Whether because of old age or the weather, some mature English lavenders and lavandins (L. ¥intermedia) had to be removed from my field this year. Many of these had shorter flower stalks than usual. An unexpected surprise was the L. lanata crosses (‘Ana Luisa’ and ‘Silver Frost’, among others), which all did extremely well, suffering no adverse effects from all the spring rain.

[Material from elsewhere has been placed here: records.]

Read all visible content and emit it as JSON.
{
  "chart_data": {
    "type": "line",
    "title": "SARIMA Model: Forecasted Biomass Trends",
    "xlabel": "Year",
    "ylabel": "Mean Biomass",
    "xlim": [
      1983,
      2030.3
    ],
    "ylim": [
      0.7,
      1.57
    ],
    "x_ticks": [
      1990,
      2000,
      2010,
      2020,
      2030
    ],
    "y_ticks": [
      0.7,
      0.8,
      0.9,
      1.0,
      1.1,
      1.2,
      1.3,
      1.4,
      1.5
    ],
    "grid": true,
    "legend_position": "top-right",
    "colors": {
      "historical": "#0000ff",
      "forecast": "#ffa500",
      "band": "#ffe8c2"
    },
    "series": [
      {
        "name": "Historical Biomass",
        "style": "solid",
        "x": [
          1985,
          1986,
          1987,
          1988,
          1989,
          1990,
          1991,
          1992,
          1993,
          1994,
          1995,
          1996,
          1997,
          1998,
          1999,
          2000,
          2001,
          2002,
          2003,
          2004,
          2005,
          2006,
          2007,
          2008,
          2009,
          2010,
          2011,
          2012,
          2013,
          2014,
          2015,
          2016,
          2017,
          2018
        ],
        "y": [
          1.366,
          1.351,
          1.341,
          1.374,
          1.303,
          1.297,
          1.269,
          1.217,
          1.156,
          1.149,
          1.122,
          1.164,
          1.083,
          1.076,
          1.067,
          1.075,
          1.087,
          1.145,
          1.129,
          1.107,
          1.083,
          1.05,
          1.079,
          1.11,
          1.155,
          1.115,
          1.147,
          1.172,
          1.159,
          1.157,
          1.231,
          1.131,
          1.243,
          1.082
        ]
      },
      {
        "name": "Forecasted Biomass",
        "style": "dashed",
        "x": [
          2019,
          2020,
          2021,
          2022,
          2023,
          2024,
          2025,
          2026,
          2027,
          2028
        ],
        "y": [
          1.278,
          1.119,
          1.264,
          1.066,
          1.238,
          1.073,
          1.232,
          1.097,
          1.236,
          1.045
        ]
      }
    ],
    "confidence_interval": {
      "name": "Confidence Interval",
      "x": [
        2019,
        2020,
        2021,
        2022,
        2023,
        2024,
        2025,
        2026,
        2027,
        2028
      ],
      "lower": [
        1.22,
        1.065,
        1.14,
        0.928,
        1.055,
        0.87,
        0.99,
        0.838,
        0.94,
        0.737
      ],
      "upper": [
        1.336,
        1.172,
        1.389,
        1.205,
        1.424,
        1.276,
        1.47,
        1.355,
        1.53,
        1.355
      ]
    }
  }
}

Perhaps this year’s lavender woes were just a freak result of my microclimate and high water table. Other lavender growers didn’t seem to have the same results.
A grower friend of mine not more than a 30-minute drive from me had no lavender ready for her lavender festival, so I was welcome when I arrived with buckets of fresh-cut stems for her. While enjoying the festival, I found some interesting lavender ideas. One person inserted fresh lavender stems into old toilet paper rolls, bent the stalks upward along the outside of the roll and wove through them with ribbons, as one does for a lavender wand. The result is a small bouquet for the top of the tank, serving as both a floral decoration and an air freshener. I also saw lavender woven together to form floral sconces to hang on a wall.
On another lavender note, this summer I visited a lavender garden at a public middle school for which I had supplied the plants the previous year. I wanted to see how the plants had fared. I was pleasantly surprised that all my lavenders were doing very well in raised beds of recycled pavement blocks. Someone had the clever design idea of intermingling purple tulips among the lavenders to echo the lavender flower colors. This gave me the idea of using a Siberian iris cultivar called ‘Chilled Wine’ to complement the purple of my lavenders.
Finally, on my lavender musing, I was interested to talk to a friend who had visited commercial lavender fields in France. In the United States, the dark-flowered cultivars of English lavender are the most popular for fresh and dried bouquets. But the French have a different mindset: they prefer the lighter, bluer lavender colors, perhaps because they are easier than the dark purples to implement in a garden color scheme.